Recently, Ritu was invited for a training program where she had to sit through some lectures on new technologies in a classroom setting in front of an external expert. Ritu literally slept off. The next training she attended was based on lively discussions, presentations and activities where Ritu got a chance to express her views in a non-judgemental set-up. She enjoyed that a lot more.

Unlike baby boomers, millennials are more likely to engage in learning activity if it is delivered in a friendly non-authoritative format in a less formal learning environment. Their engagement enhances if they can informally interact with their mentor and one another and can connect with the mentor on a personal level.

Apart from this, a fun and effective way to learn is using technology. With almost everything available on mobile, learning content can be delivered through an app to enable self-paced learning. Microlearning is a great way to teach employees without boring them to death in a lengthy training session that does not seem to keep them engaged. Learning can take place on the move without using much of their time and energy.

Offline game-based learning is also a good option as it plays a major role in building teams and also offers valuable lessons in conflict management. It also improves their decision-making skills and prepares them as leaders for tomorrow.

Reebok, Tiffany & Co., Google, Facebook, Cigna, Dell, Coca-Cola and many more companies have opted for a number of situation based fun games such as SpyGame, AprentRace, National Treasure and Office Escape Room focused on testing and building participant’s strategizing,  team building, thinking on their feet, problem solving, time management, communication, leadership and creative thinking ability.

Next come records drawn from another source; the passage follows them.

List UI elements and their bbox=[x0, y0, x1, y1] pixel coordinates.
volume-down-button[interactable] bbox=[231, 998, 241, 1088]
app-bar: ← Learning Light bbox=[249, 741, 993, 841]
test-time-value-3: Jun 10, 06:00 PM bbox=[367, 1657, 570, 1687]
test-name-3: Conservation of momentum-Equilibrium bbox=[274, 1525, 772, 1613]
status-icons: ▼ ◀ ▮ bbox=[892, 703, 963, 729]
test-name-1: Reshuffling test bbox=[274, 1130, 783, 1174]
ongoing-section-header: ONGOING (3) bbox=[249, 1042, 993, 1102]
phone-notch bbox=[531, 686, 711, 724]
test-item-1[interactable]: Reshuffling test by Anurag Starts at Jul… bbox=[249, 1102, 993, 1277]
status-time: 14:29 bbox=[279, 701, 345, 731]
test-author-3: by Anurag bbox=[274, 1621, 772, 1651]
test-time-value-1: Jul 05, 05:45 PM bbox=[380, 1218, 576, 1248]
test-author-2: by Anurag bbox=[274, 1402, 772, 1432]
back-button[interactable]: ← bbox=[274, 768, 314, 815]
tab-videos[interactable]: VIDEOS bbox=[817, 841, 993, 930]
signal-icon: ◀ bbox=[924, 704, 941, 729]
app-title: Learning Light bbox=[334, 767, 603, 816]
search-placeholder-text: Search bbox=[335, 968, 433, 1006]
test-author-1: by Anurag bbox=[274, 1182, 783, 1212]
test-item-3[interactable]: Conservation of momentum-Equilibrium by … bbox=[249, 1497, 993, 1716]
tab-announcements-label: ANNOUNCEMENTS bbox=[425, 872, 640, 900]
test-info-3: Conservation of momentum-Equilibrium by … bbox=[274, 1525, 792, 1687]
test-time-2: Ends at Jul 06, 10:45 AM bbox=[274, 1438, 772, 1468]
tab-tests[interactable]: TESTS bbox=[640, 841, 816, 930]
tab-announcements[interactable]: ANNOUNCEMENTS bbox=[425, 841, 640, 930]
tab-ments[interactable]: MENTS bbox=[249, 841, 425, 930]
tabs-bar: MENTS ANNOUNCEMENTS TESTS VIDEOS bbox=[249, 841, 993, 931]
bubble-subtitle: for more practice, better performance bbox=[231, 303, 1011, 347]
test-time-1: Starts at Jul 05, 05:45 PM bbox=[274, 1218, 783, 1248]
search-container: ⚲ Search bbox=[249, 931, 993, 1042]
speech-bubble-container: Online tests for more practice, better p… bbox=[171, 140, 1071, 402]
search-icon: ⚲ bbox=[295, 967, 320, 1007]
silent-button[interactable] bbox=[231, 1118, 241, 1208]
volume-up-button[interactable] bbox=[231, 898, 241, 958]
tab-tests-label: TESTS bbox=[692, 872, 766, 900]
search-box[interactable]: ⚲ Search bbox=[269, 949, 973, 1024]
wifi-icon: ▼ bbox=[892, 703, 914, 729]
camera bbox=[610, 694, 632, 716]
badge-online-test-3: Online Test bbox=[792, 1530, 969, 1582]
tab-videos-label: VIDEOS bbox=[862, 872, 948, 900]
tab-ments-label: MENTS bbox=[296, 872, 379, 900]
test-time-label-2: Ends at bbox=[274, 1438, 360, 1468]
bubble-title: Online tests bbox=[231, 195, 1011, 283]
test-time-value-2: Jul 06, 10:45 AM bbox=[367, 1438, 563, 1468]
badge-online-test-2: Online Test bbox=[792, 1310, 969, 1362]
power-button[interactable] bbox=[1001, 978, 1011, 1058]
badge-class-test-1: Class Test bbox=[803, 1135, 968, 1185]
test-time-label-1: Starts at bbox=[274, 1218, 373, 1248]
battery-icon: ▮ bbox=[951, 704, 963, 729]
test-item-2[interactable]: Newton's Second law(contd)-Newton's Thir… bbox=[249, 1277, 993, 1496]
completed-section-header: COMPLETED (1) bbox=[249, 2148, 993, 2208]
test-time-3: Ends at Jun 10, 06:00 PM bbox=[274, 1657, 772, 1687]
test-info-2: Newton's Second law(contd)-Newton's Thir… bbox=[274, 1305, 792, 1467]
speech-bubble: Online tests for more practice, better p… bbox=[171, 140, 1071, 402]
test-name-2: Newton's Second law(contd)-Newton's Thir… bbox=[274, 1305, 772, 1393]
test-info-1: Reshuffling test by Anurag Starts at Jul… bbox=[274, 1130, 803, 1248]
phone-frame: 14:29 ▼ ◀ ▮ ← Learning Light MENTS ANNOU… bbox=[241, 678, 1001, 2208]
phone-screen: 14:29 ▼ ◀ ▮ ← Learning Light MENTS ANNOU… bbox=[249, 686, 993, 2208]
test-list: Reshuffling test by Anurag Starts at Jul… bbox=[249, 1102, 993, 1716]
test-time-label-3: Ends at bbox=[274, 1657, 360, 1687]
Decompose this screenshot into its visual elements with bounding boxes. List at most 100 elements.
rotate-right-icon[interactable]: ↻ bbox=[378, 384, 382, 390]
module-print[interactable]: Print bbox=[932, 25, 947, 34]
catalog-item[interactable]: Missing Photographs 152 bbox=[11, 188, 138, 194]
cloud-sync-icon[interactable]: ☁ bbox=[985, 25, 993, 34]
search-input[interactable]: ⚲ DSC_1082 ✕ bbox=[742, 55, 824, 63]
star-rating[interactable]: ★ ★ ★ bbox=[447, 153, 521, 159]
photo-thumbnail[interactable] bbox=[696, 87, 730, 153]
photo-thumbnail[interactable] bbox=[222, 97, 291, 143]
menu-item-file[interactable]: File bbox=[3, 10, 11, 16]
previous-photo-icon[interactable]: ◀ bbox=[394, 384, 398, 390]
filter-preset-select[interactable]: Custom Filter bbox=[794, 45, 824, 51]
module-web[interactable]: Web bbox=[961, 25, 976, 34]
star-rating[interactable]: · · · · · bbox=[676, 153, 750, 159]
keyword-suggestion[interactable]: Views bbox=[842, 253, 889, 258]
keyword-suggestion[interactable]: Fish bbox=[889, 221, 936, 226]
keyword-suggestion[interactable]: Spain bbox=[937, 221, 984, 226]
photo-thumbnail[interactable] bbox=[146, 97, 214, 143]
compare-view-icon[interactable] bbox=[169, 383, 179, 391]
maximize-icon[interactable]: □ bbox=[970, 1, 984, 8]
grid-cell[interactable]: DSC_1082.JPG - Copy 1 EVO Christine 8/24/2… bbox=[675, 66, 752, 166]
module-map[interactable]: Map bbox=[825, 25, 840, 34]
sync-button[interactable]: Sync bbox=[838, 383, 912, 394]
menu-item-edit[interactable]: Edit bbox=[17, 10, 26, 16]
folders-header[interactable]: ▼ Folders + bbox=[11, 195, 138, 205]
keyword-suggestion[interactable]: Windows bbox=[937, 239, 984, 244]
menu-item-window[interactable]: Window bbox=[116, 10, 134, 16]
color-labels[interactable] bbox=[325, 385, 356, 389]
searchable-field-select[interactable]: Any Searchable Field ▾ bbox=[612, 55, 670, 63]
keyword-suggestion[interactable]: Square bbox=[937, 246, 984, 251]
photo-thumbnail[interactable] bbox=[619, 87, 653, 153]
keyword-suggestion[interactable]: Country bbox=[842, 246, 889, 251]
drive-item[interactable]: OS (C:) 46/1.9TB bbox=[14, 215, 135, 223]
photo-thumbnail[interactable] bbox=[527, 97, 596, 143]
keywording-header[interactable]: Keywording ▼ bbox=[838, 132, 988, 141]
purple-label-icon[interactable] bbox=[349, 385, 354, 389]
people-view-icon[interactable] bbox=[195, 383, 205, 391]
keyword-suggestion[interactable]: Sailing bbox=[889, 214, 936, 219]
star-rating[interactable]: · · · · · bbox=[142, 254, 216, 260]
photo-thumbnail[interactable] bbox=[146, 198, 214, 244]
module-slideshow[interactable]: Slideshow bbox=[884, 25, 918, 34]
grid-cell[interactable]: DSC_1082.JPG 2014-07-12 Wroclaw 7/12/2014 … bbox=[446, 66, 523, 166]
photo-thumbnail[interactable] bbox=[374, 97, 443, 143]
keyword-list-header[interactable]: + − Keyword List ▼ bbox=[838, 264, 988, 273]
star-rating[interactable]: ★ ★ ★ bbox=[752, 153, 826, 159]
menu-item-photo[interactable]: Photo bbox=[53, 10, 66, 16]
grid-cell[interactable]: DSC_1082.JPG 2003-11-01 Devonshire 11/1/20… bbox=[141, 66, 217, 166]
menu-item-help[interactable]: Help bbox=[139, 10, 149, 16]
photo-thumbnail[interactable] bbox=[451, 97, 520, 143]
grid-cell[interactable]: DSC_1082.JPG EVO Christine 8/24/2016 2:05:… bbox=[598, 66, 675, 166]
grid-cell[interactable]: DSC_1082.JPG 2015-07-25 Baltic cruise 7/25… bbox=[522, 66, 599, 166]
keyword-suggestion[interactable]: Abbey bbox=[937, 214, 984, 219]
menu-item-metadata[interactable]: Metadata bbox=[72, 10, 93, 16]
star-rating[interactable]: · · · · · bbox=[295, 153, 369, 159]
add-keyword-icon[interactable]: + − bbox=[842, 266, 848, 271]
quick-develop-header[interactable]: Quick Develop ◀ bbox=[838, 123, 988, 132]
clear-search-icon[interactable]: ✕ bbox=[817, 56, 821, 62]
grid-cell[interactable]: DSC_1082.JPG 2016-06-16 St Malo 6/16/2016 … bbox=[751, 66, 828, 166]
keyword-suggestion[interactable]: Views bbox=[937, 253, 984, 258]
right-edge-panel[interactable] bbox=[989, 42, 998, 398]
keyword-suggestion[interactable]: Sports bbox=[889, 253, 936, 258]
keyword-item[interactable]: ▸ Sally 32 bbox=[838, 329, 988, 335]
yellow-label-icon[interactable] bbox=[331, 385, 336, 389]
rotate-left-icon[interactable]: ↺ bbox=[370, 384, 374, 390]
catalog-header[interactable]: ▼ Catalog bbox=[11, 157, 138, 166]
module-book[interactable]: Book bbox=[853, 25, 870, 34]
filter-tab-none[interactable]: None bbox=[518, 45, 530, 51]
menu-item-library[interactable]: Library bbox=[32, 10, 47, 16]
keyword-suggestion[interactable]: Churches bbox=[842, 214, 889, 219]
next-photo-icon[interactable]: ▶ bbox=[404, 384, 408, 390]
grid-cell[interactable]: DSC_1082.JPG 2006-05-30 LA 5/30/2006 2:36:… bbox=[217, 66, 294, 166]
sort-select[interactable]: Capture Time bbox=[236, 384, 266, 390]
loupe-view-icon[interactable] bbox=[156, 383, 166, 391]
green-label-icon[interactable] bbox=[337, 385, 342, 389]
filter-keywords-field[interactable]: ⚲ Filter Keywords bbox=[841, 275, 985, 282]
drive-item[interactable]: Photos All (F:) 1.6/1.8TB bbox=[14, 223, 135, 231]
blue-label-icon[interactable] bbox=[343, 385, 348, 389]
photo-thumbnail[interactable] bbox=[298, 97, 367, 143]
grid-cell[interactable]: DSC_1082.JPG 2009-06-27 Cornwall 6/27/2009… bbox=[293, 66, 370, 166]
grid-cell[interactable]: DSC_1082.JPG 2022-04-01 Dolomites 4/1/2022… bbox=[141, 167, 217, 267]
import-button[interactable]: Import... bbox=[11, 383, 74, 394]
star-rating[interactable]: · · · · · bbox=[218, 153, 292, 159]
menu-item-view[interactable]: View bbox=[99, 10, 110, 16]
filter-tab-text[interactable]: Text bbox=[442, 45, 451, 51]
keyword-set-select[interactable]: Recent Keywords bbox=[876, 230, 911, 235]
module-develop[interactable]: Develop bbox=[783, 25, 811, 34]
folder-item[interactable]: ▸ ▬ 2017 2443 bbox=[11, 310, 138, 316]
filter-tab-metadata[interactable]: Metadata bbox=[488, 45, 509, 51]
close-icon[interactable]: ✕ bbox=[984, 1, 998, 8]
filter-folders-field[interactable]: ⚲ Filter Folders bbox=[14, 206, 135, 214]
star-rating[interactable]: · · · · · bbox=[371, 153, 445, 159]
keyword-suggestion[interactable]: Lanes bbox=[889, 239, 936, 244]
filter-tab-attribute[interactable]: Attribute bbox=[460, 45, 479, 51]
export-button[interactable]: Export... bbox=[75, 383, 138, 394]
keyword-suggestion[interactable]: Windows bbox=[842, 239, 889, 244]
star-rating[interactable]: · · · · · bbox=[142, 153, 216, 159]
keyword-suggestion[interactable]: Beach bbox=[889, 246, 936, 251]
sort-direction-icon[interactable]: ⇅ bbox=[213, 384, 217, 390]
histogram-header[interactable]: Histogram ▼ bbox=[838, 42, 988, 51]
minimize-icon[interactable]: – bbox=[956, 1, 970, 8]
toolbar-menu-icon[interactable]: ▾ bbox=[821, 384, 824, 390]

What do they want to learn?

Millennials love to take out time for their hobbies and passions and hate it when their job deprives them of these simple joys that add vibrancy and motivation to life. Organizations should find out what drives their employees and facilitate them in their pursuit of happiness. Anything ranging from a workout session at the gym, fitness at Zumba classes, dance classes, life photography classes or passionate cooking classes can be carried out either over the weekend or post the office hours to revive their spark. This really enhances engagement and drives loyalty in organizations.

Several Fortune 500 companies have integrated this into their L&D strategy.

Management consultancy firm McKinsey & Company offers a personal development program called “Take Time” wherein the staff are invited to take 5 to 10 weeks out of work to pursue a personal passion.

SAP has 33 interest groups to cater to specific activities like drama, music, art, dance etc to help employees pursue an interest of their choice.

Google provides its employees with the opportunity to spend one day of a week working on a personal project of their choice to pursue their passion, be it music or drama or some other form of art. What is surprising is that they have everything under one roof. Employees have access to fully equipped gyms with trainers and customized health programs. For those who love to play, gaming zones comprising of table tennis, pool, football, air hockey, etc is a paradise. It doesn’t stop here, they can avail one of the several sleep pods for a quick nap. After all, a little bit of sleep does no harm!

Another interesting approach is to allow millennials to try out the products or services they intend to sell – they can learn much more from their experiences than merely the project files handed to them. These experiences, in turn, help them get better at their job.

Mahindra & Mahindra Automotive & Farm Equipment Sectors offers ‘Mahindra Adventure’ a fun and adventure program that gives employees a chance to explore and test out the off-road capabilities of Mahindra vehicles. With a series of popular off-roading events, the Great Escape, and several Adventure Challenges & multi-Day Escapes, the Company delivers its promise of providing adrenalin-pumping challenges.

Have you employed any of these learning methodologies in your organization yet?